В общем, можно сказать, что, несмотря на обозы, захваченные на ольмюцкой дороге, день 3 декабря был во многом упущен французской армией. Причем основные массы кавалерии вообще удалились в сторону от отступающей армии союзников.
Вечером, несмотря на готовящуюся на завтра встречу императоров, дивизии Великой армии получили приказ активнее преследовать неприятеля. В частности, Мюрат должен был отправить легкую кавалерию Мильо, драгунскую дивизию Вальтера и кирасирскую д’Опуля вслед за отступающей союзной армией. Однако этот приказ было уже сложно исполнить, так как кавалерии пришлось бы совершать долгий марш в обратном направлении. Судя по всему, 4 декабря к месту событий прибыл только 8-й гусарский и 21-й драгунский полки. Маршал Сульт должен был вместе с Бернадоттом двигаться через Чайч на Гёдинг. Император потребовал от них решительного наступления. Однако самую главную роль мог сыграть в этот день корпус Даву. Неутомимый маршал выступил с дивизией Фриана уже в девять часов вечера и отправился вслед за армией союзников.

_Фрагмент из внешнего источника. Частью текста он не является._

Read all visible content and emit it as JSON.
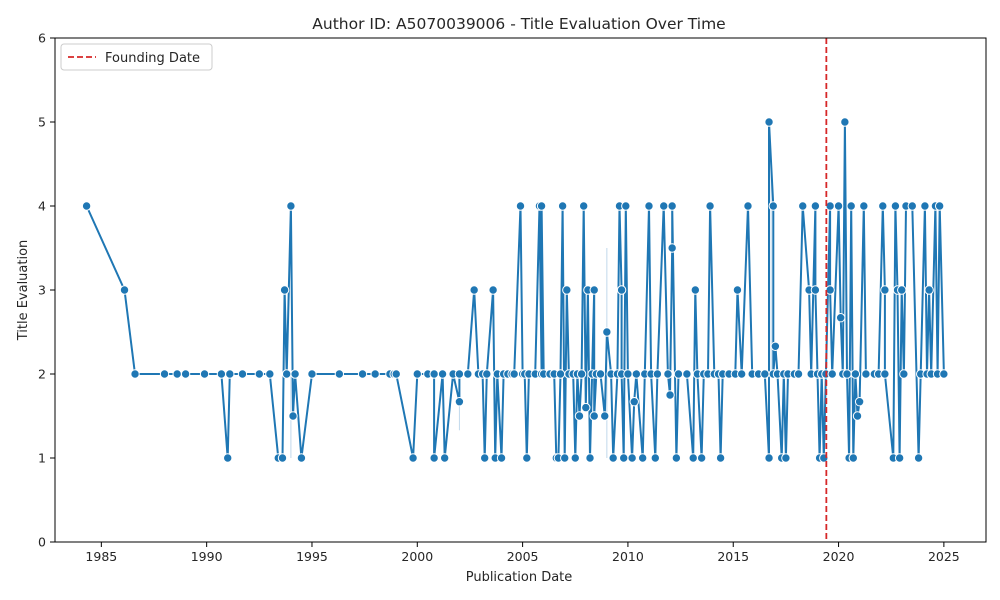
{
  "chart_data": {
    "type": "line",
    "title": "Author ID: A5070039006 - Title Evaluation Over Time",
    "xlabel": "Publication Date",
    "ylabel": "Title Evaluation",
    "xlim": [
      1982.8,
      2027.0
    ],
    "ylim": [
      0,
      6
    ],
    "xticks": [
      1985,
      1990,
      1995,
      2000,
      2005,
      2010,
      2015,
      2020,
      2025
    ],
    "yticks": [
      0,
      1,
      2,
      3,
      4,
      5,
      6
    ],
    "grid": false,
    "legend": {
      "position": "top-left",
      "entries": [
        "Founding Date"
      ]
    },
    "colors": {
      "line": "#1f77b4",
      "founding": "#d62728",
      "band": "#a6c8e4"
    },
    "founding_date": 2019.42,
    "series": [
      {
        "points": [
          [
            1984.3,
            4
          ],
          [
            1986.1,
            3
          ],
          [
            1986.6,
            2
          ],
          [
            1988.0,
            2
          ],
          [
            1988.6,
            2
          ],
          [
            1989.0,
            2
          ],
          [
            1989.9,
            2
          ],
          [
            1990.7,
            2
          ],
          [
            1991.0,
            1
          ],
          [
            1991.1,
            2
          ],
          [
            1991.7,
            2
          ],
          [
            1992.5,
            2
          ],
          [
            1993.0,
            2
          ],
          [
            1993.4,
            1
          ],
          [
            1993.6,
            1
          ],
          [
            1993.7,
            3
          ],
          [
            1993.8,
            2
          ],
          [
            1994.0,
            4
          ],
          [
            1994.1,
            1.5
          ],
          [
            1994.2,
            2
          ],
          [
            1994.5,
            1
          ],
          [
            1995.0,
            2
          ],
          [
            1996.3,
            2
          ],
          [
            1997.4,
            2
          ],
          [
            1998.0,
            2
          ],
          [
            1998.7,
            2
          ],
          [
            1998.9,
            2
          ],
          [
            1999.0,
            2
          ],
          [
            1999.8,
            1
          ],
          [
            2000.0,
            2
          ],
          [
            2000.5,
            2
          ],
          [
            2000.8,
            2
          ],
          [
            2000.8,
            1
          ],
          [
            2001.2,
            2
          ],
          [
            2001.3,
            1
          ],
          [
            2001.7,
            2
          ],
          [
            2002.0,
            1.67
          ],
          [
            2002.0,
            2
          ],
          [
            2002.4,
            2
          ],
          [
            2002.7,
            3
          ],
          [
            2002.9,
            2
          ],
          [
            2003.1,
            2
          ],
          [
            2003.2,
            1
          ],
          [
            2003.3,
            2
          ],
          [
            2003.6,
            3
          ],
          [
            2003.7,
            1
          ],
          [
            2003.8,
            2
          ],
          [
            2004.0,
            1
          ],
          [
            2004.1,
            2
          ],
          [
            2004.3,
            2
          ],
          [
            2004.5,
            2
          ],
          [
            2004.6,
            2
          ],
          [
            2004.9,
            4
          ],
          [
            2005.0,
            2
          ],
          [
            2005.1,
            2
          ],
          [
            2005.2,
            1
          ],
          [
            2005.3,
            2
          ],
          [
            2005.6,
            2
          ],
          [
            2005.8,
            4
          ],
          [
            2005.9,
            2
          ],
          [
            2005.9,
            4
          ],
          [
            2006.0,
            2
          ],
          [
            2006.3,
            2
          ],
          [
            2006.5,
            2
          ],
          [
            2006.6,
            1
          ],
          [
            2006.7,
            1
          ],
          [
            2006.8,
            2
          ],
          [
            2006.9,
            4
          ],
          [
            2007.0,
            1
          ],
          [
            2007.1,
            3
          ],
          [
            2007.2,
            2
          ],
          [
            2007.4,
            2
          ],
          [
            2007.5,
            1
          ],
          [
            2007.6,
            2
          ],
          [
            2007.7,
            1.5
          ],
          [
            2007.8,
            2
          ],
          [
            2007.9,
            4
          ],
          [
            2008.0,
            1.6
          ],
          [
            2008.1,
            3
          ],
          [
            2008.2,
            1
          ],
          [
            2008.3,
            2
          ],
          [
            2008.4,
            3
          ],
          [
            2008.4,
            1.5
          ],
          [
            2008.5,
            2
          ],
          [
            2008.7,
            2
          ],
          [
            2008.9,
            1.5
          ],
          [
            2009.0,
            2.5
          ],
          [
            2009.2,
            2
          ],
          [
            2009.3,
            1
          ],
          [
            2009.5,
            2
          ],
          [
            2009.6,
            4
          ],
          [
            2009.7,
            3
          ],
          [
            2009.7,
            2
          ],
          [
            2009.8,
            1
          ],
          [
            2009.9,
            4
          ],
          [
            2010.0,
            2
          ],
          [
            2010.2,
            1
          ],
          [
            2010.3,
            1.67
          ],
          [
            2010.4,
            2
          ],
          [
            2010.7,
            1
          ],
          [
            2010.8,
            2
          ],
          [
            2011.0,
            4
          ],
          [
            2011.1,
            2
          ],
          [
            2011.3,
            1
          ],
          [
            2011.4,
            2
          ],
          [
            2011.7,
            4
          ],
          [
            2011.9,
            2
          ],
          [
            2012.0,
            1.75
          ],
          [
            2012.1,
            3.5
          ],
          [
            2012.1,
            4
          ],
          [
            2012.3,
            1
          ],
          [
            2012.4,
            2
          ],
          [
            2012.8,
            2
          ],
          [
            2013.1,
            1
          ],
          [
            2013.2,
            3
          ],
          [
            2013.3,
            2
          ],
          [
            2013.5,
            1
          ],
          [
            2013.6,
            2
          ],
          [
            2013.8,
            2
          ],
          [
            2013.9,
            4
          ],
          [
            2014.1,
            2
          ],
          [
            2014.3,
            2
          ],
          [
            2014.4,
            1
          ],
          [
            2014.5,
            2
          ],
          [
            2014.8,
            2
          ],
          [
            2015.1,
            2
          ],
          [
            2015.2,
            3
          ],
          [
            2015.4,
            2
          ],
          [
            2015.7,
            4
          ],
          [
            2015.9,
            2
          ],
          [
            2016.2,
            2
          ],
          [
            2016.5,
            2
          ],
          [
            2016.7,
            1
          ],
          [
            2016.7,
            5
          ],
          [
            2016.9,
            4
          ],
          [
            2016.9,
            2
          ],
          [
            2017.0,
            2.33
          ],
          [
            2017.1,
            2
          ],
          [
            2017.3,
            1
          ],
          [
            2017.4,
            2
          ],
          [
            2017.5,
            1
          ],
          [
            2017.6,
            2
          ],
          [
            2017.9,
            2
          ],
          [
            2018.1,
            2
          ],
          [
            2018.3,
            4
          ],
          [
            2018.6,
            3
          ],
          [
            2018.7,
            2
          ],
          [
            2018.9,
            4
          ],
          [
            2018.9,
            3
          ],
          [
            2019.0,
            2
          ],
          [
            2019.1,
            1
          ],
          [
            2019.2,
            2
          ],
          [
            2019.3,
            1
          ],
          [
            2019.4,
            2
          ],
          [
            2019.6,
            4
          ],
          [
            2019.6,
            3
          ],
          [
            2019.7,
            2
          ],
          [
            2020.0,
            4
          ],
          [
            2020.1,
            2.67
          ],
          [
            2020.2,
            2
          ],
          [
            2020.3,
            5
          ],
          [
            2020.4,
            2
          ],
          [
            2020.5,
            1
          ],
          [
            2020.6,
            4
          ],
          [
            2020.7,
            1
          ],
          [
            2020.8,
            2
          ],
          [
            2020.9,
            1.5
          ],
          [
            2021.0,
            1.67
          ],
          [
            2021.2,
            4
          ],
          [
            2021.3,
            2
          ],
          [
            2021.7,
            2
          ],
          [
            2021.9,
            2
          ],
          [
            2022.1,
            4
          ],
          [
            2022.2,
            3
          ],
          [
            2022.2,
            2
          ],
          [
            2022.6,
            1
          ],
          [
            2022.7,
            4
          ],
          [
            2022.8,
            3
          ],
          [
            2022.9,
            1
          ],
          [
            2023.0,
            3
          ],
          [
            2023.1,
            2
          ],
          [
            2023.2,
            4
          ],
          [
            2023.5,
            4
          ],
          [
            2023.8,
            1
          ],
          [
            2023.9,
            2
          ],
          [
            2024.1,
            4
          ],
          [
            2024.2,
            2
          ],
          [
            2024.3,
            3
          ],
          [
            2024.4,
            2
          ],
          [
            2024.6,
            4
          ],
          [
            2024.7,
            2
          ],
          [
            2024.8,
            4
          ],
          [
            2025.0,
            2
          ]
        ],
        "bands": [
          [
            1994.0,
            1.0,
            2.0
          ],
          [
            2002.0,
            1.33,
            2.0
          ],
          [
            2009.0,
            1.0,
            3.5
          ],
          [
            2016.8,
            2.0,
            4.5
          ]
        ]
      }
    ]
  }
}
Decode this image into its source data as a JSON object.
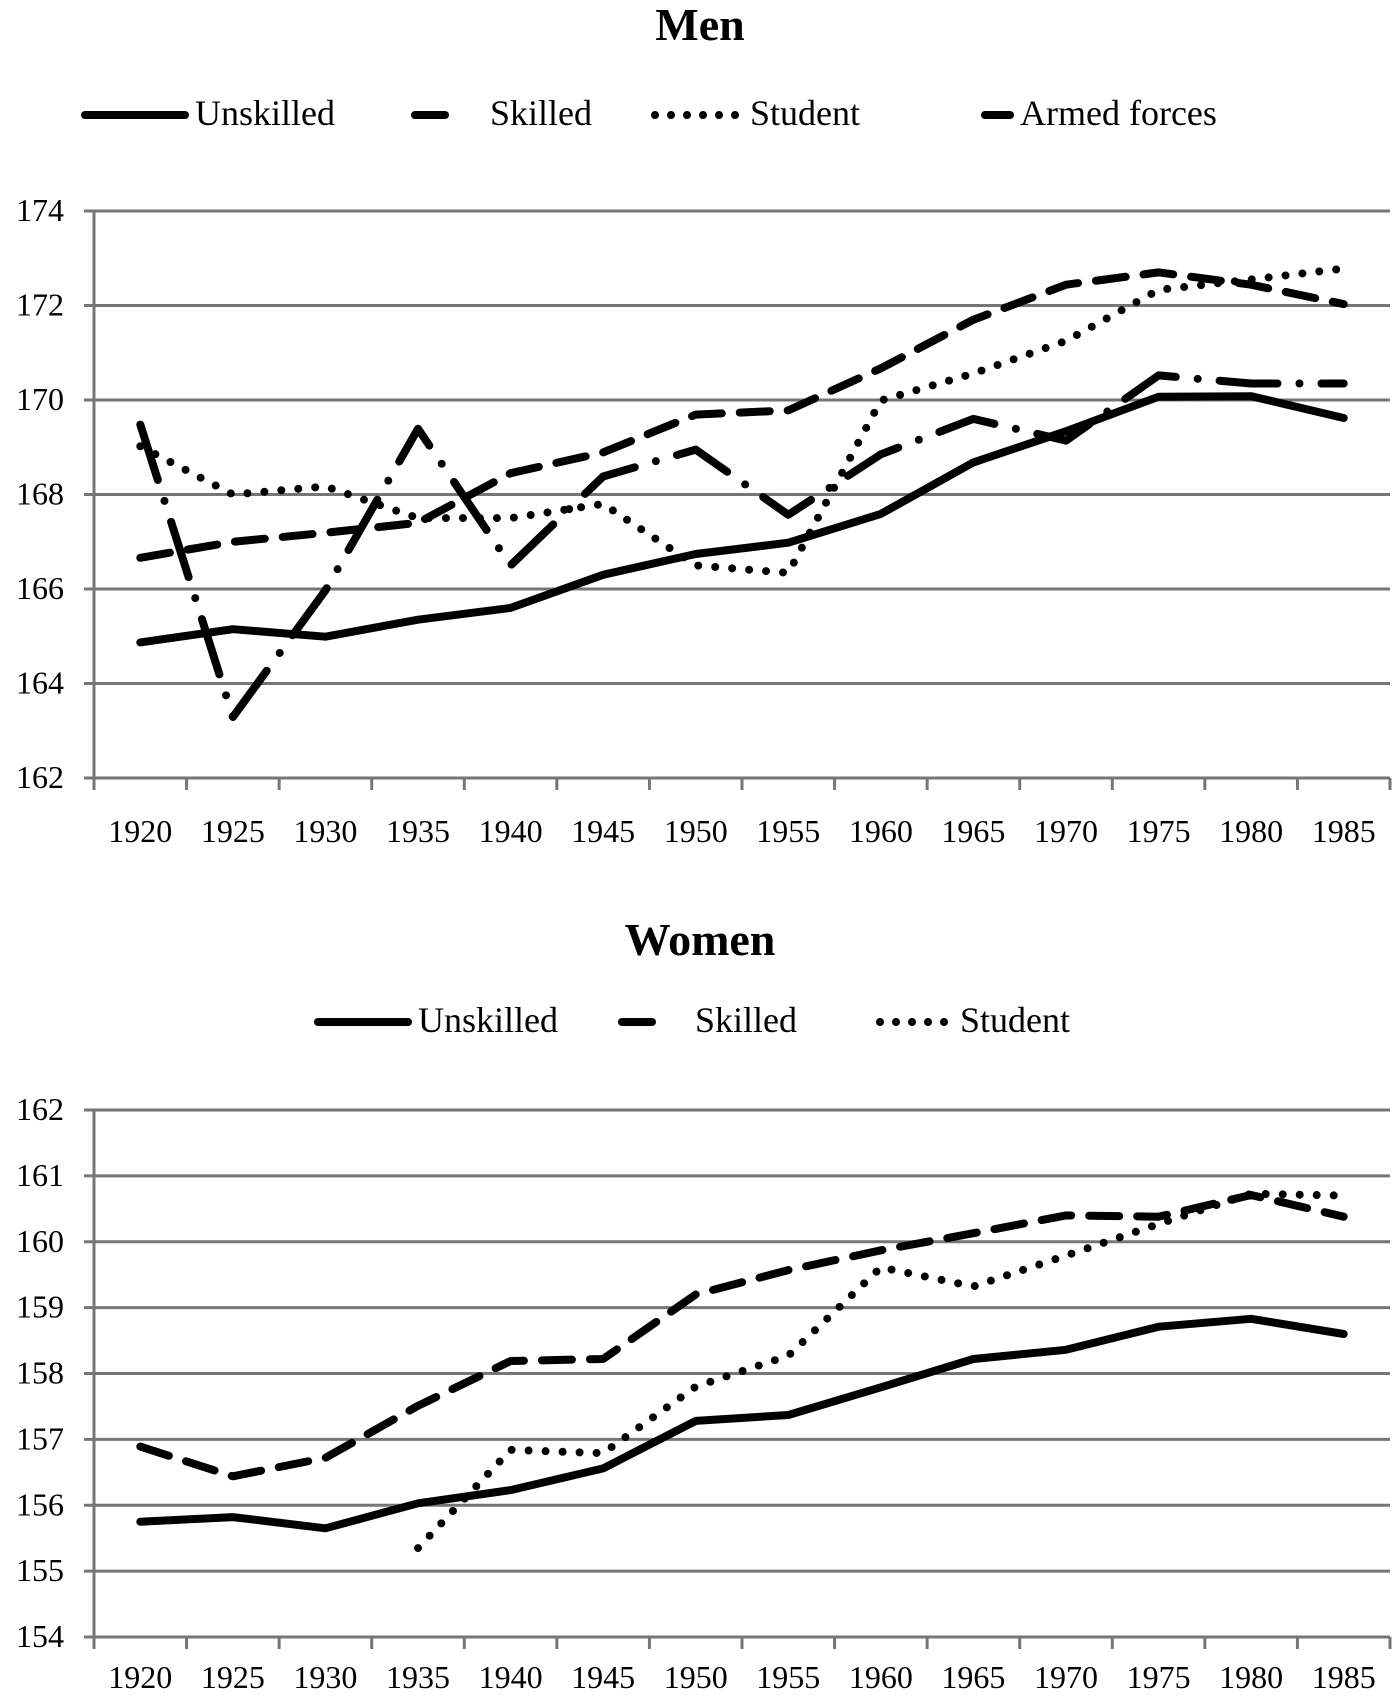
{
  "chart_data": [
    {
      "type": "line",
      "title": "Men",
      "legend_position": "top",
      "grid": true,
      "categories": [
        "1920",
        "1925",
        "1930",
        "1935",
        "1940",
        "1945",
        "1950",
        "1955",
        "1960",
        "1965",
        "1970",
        "1975",
        "1980",
        "1985"
      ],
      "ylim": [
        162,
        174
      ],
      "yticks": [
        "162",
        "164",
        "166",
        "168",
        "170",
        "172",
        "174"
      ],
      "series": [
        {
          "name": "Unskilled",
          "style": "solid",
          "values": [
            164.87,
            165.15,
            164.99,
            165.35,
            165.6,
            166.3,
            166.74,
            166.98,
            167.59,
            168.68,
            169.34,
            170.07,
            170.08,
            169.62
          ]
        },
        {
          "name": "Skilled",
          "style": "dashed",
          "values": [
            166.66,
            167.0,
            167.19,
            167.4,
            168.45,
            168.89,
            169.69,
            169.78,
            170.67,
            171.7,
            172.44,
            172.7,
            172.44,
            172.03
          ]
        },
        {
          "name": "Student",
          "style": "dotted",
          "values": [
            169.02,
            168.0,
            168.17,
            167.5,
            167.5,
            167.8,
            166.5,
            166.34,
            169.99,
            170.56,
            171.25,
            172.33,
            172.55,
            172.78
          ]
        },
        {
          "name": "Armed forces",
          "style": "dash-dot",
          "values": [
            169.48,
            163.29,
            165.97,
            169.39,
            166.5,
            168.38,
            168.95,
            167.57,
            168.85,
            169.6,
            169.14,
            170.52,
            170.35,
            170.35
          ]
        }
      ]
    },
    {
      "type": "line",
      "title": "Women",
      "legend_position": "top",
      "grid": true,
      "categories": [
        "1920",
        "1925",
        "1930",
        "1935",
        "1940",
        "1945",
        "1950",
        "1955",
        "1960",
        "1965",
        "1970",
        "1975",
        "1980",
        "1985"
      ],
      "ylim": [
        154,
        162
      ],
      "yticks": [
        "154",
        "155",
        "156",
        "157",
        "158",
        "159",
        "160",
        "161",
        "162"
      ],
      "series": [
        {
          "name": "Unskilled",
          "style": "solid",
          "values": [
            155.75,
            155.82,
            155.65,
            156.03,
            156.23,
            156.56,
            157.28,
            157.37,
            157.79,
            158.22,
            158.36,
            158.71,
            158.83,
            158.6
          ]
        },
        {
          "name": "Skilled",
          "style": "dashed",
          "values": [
            156.89,
            156.44,
            156.72,
            157.51,
            158.19,
            158.22,
            159.2,
            159.57,
            159.87,
            160.13,
            160.4,
            160.38,
            160.71,
            160.38
          ]
        },
        {
          "name": "Student",
          "style": "dotted",
          "values": [
            null,
            null,
            null,
            155.35,
            156.84,
            156.79,
            157.8,
            158.27,
            159.61,
            159.32,
            159.79,
            160.27,
            160.73,
            160.7
          ]
        }
      ]
    }
  ]
}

На следующий день, 4 декабря, две пехотные дивизии, Гюдена и Фриана, с двумя кавалерийскими, Клейна и Бурсье, двинулись на Гёдинг по самой кратчайшей дороге, таким образом, что они имели все шансы отрезать путь отступления остаткам союзной армии. На пути у них встали войска генерала Мерфельда. По иронии судьбы, это были остатки того отряда, который Даву вдребезги разбил при Мариацелль. Мерфельду удалось окольными путями увести около 4,5 тыс. человек. Они не успели принять участие в битве при Аустерлице, но зато смогли сразу после сражения выполнить функцию арьергарда и прикрыть разбитые войска от наступления корпуса Даву.
Оперативная ситуация на 4 декабря
В этот момент утром 4 декабря положение наиболее значимых отрядов было следующим: главная масса остатков союзной армии находилась в районе Чайча. В нескольких километрах севернее располагался арьергард Багратиона. Прямо на него через Уршиц двигались основные силы Бернадотта и Сульта. Корпус Ланна из Раусница был направлен через Станиц в обход правого фланга союзной армии. Однако от союзников Ланна отделял почти целый переход по проселочным дорогам, и он не мог серьезно помешать их отступлению. Зато левый фланг союзников, который обходил Даву, оказался под серьезной угрозой. К утру 4 декабря Даву находился примерно в 15 км от Гединга, иначе говоря, он был ближе к этому городу и единственной переправе через реку Марху, чем войска союзников, находившиеся у Чайча. Единственным отрядом, который мог помешать Даву занять Гединг, был отряд Мерфельда. Над остатками союзной армии нависла угроза потери пути отступления.